Numerosos actos morais da criança e mesmo de muitos adultos não procedem do conhecimento
realmente pessoal e independente dos valores morais, mas são frutos das reservas morais da
comunidade.

Quando reina na comunidade uma vida autenticamente sadia, o mimetismo social, isto é, o facto
de alguém se deixar levar a agir sem intenção virtuosa, mas pela influência da comunidade, não é
destituído de valor. Não se pode pô-lo em termo de comparação com o mimetismo inverso, isto é,
o que inspira condutas condenáveis ditadas pelo ambiente. Não se pode, sobretudo, confundi-lo
com o contágio produzido pelos instintos inferiores da massa. Não há aqui uma simples diversidade
entre uma fonte pura e outra envenenada. As condutas de origem puramente social num indivíduo
que não alimenta estima alguma pessoal pelos valores sociais, podem leva-lo a participar tão
frequentemente, seja embora de maneira elementar, do sentido virtuoso preexistente na
comunidade, que ele acabará tomando gosto por eles e inspirando sua conduta numa adesão pessoal
ao bem.

Em todo caso pensamos que a realização meramente conformista de acções boas representa, ao
menos, o melhor incentivo e a ocasião mais favorável para que o indivíduo possa entrar em contacto
pessoal com os valores. Pela conduta virtuosa de toda uma comunidade acende-se como que por si
a chama do conhecimento do bem, ao passo que a imitação conformista de condutas sociais

94
condenáveis leva imediatamente a hábitos maus e não suscita (promove) genuíno conhecimento
dos valores.

Pode-se, pois, dizer acertadamente com Bergson, que a moralidade se origina também numa fonte
social, sem que por isso se deva ver em toda a sua linha, uma moral fechada, em oposição à moral
aberta (Bergson, citado por Haring, 1960, p.119). O conformismo social das condutas boas,
diferenciando-se rigorosamente do contágio psíquico, orienta o espírito para as atitudes virtuosas,
e de certo modo já lhe proporciona o sentimento nascente destas atitudes. E embora isto não valha
realmente para um indivíduo inclinado a um conformismo puramente gregário, tal é, no entanto, a
intenção da comunidade e do senso de valores que a anima. Pois ela visa atingir o centro moral
pessoal de cada indivíduo, isto é, de cada “tu”, e não criar uma simples atmosfera contagiosa
provinda só do exterior, como se vê na psicose das massas.

Para se verificar até que ponto o nosso valor moral é suscitado pela comunidade, basta comparar
um membro moralmente zeloso duma comunidade fervorosa com outro, duma comunidade
decadente: nem ao preço de grandes esforços e de uma iniciativa pessoal corajosa poderá o membro
duma sociedade profundamente decaída obter um contracto tão pleno, tão profundo e tão intenso
com o mundo dos valores como o membro duma comunidade ideal.

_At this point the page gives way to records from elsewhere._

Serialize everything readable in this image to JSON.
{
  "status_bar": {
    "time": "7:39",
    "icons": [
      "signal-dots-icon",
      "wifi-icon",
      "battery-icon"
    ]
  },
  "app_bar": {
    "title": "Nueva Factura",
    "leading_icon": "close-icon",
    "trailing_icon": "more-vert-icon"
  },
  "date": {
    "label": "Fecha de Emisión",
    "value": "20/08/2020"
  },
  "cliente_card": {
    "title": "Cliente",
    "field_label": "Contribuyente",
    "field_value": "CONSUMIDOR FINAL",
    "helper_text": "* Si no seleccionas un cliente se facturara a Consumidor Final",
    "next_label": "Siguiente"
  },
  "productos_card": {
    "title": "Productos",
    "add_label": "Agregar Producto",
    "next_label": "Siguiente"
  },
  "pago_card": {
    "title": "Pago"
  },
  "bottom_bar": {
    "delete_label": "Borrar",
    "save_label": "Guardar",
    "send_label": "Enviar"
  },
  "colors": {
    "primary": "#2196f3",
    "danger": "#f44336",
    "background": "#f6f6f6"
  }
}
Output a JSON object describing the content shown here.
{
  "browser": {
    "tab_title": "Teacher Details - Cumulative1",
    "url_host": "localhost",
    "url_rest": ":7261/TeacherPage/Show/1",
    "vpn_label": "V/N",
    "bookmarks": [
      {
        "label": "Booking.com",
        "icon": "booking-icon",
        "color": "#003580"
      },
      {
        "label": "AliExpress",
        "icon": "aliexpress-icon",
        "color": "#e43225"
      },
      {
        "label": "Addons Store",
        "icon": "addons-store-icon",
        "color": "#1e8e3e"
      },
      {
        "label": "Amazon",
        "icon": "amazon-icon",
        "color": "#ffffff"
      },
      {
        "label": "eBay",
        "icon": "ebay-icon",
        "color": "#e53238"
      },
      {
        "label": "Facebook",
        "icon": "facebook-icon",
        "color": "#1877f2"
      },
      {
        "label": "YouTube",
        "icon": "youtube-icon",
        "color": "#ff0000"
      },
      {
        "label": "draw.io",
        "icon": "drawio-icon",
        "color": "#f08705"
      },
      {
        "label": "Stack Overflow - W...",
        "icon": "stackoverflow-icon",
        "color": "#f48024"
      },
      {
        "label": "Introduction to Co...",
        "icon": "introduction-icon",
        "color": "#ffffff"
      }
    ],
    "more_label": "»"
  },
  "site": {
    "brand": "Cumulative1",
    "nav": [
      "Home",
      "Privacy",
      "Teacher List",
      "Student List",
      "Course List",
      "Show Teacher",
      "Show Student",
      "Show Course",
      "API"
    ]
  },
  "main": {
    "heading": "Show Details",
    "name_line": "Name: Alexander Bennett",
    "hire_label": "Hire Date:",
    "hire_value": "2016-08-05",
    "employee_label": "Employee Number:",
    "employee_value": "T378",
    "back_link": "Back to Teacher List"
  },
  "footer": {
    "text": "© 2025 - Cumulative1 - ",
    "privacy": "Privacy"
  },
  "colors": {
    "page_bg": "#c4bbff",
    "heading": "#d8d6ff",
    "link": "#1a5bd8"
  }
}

Note-se que não pretendemos
aqui reportar-nos à questão de saber como Deus recompensará o esforço de quem se coloca a seu
serviço. Devemos, porém, dizer que o membro duma comunidade boa, em igualdade de esforço,
possuirá melhores prerrogativas morais do que o outro, colocado num ambiente medíocre. Sem
dúvida o fervor do primeiro na estima dos valores morais pertence-lhe como coisa própria (isto é,
os actos que traduzem este fervor); mas, procede mais da comunidade do que dele mesmo.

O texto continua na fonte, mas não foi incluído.